Educational objectives
The objective of this course is to provide students with a solid introduction to the fundamental principles, methods, and applications of computer vision, with a focus on engineering intuition and practical implementation. Students will learn how visual information is formed, represented, processed, and interpreted by computational systems, and how computer vision techniques are integrated into cyber-physical and electronic systems. By the end of the course, students will be able to understand core computer vision algorithms, implement basic vision pipelines in Python, and apply them to real-world problems involving images and video, forming a foundation for more advanced studies in vision, robotics, and intelligent systems. nowledge and understanding D1.1 – Knowledge of the fundamental concepts of computer vision, including image formation, image representation, and visual information processing. D1.2 – Understanding of basic image processing techniques such as filtering, feature extraction, geometric transformations, and histogram-based methods. D1.3 – Knowledge of classical computer vision methods for feature detection, matching, stereo vision, and motion estimation. D1.4 – Introductory knowledge of machine learning and deep learning approaches for image classification, object detection, and segmentation. Applying knowledge and understanding D2.1 – Ability to implement and test basic computer vision algorithms using Python and standard vision libraries. D2.2 – Ability to apply computer vision techniques to practical problems involving images and video data. D2.3 – Ability to analyze visual data, interpret results, and evaluate the performance of vision algorithms. Making judgments D3.1 – Ability to choose appropriate computer vision methods for a given application scenario.

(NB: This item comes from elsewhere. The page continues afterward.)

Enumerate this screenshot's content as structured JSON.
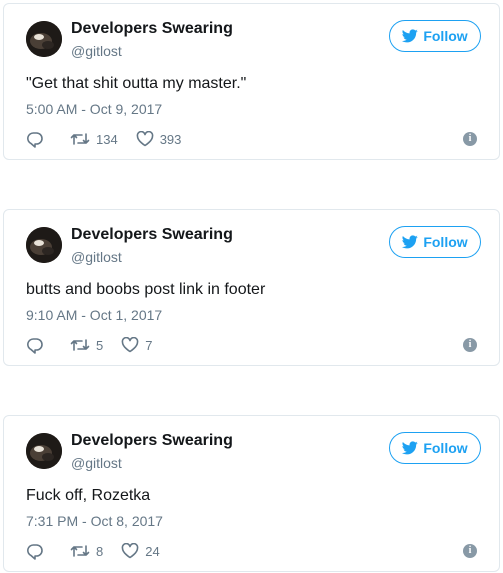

Communication skills D4.1 – Ability to use technical English to describe computer vision concepts, algorithms, and results. Learning skills D5.1 – Ability to independently study and apply new computer vision tools and libraries based on provided documentation.

Assessment
Oral exam and project work. The mark for each part of the exam is 18-30, or insufficient. The oral exam comprises verification questions, and open questions to test knowledge application skills. It counts for 50% of the total mark. The project consists of a computer vision project and verifies whether the student is able to apply the concepts taught or presented in the course to solve concrete problems. It is assessed through a final presentation, a demo, and a project report and can be carried out either individually or in a group of 2 students (encouraged). It is discussed during the oral exam, and it counts for 50% of the total mark.

Evaluation criteria
The final mark is computed as the weighted average of the oral exam and the project. The exam is considered passed when both marks are valid, i.e., in the range 18-30. Otherwise, the individual valid marks (if any) are kept for all 3 regular exam sessions, until also all other parts are completed with a valid mark. After the 3 regular exam sessions, all marks become invalid. Relevant for the oral exam: clarity of answers; ability to recall principles and methods, and deep understanding about the course topics presented in the lectures; skills in applying knowledge to solve exercises about the course topics; skills in critical thinking. Relevant for the project: skill in applying knowledge in a practical setting; ability to summarize in own words; ability to develop correct solutions for complex problems; ability to write a quality report; ability in presentation; ability to work in teams. Non-attending students have the same evaluation criteria and requirements for passing the exam as attending students.

Required readings

All the required reading material will be provided during the course and will be available in electronic format.

Supplementary readings

Szeliski: Computer Vision: Algorithms and Applications

Further information
Programming languages: Python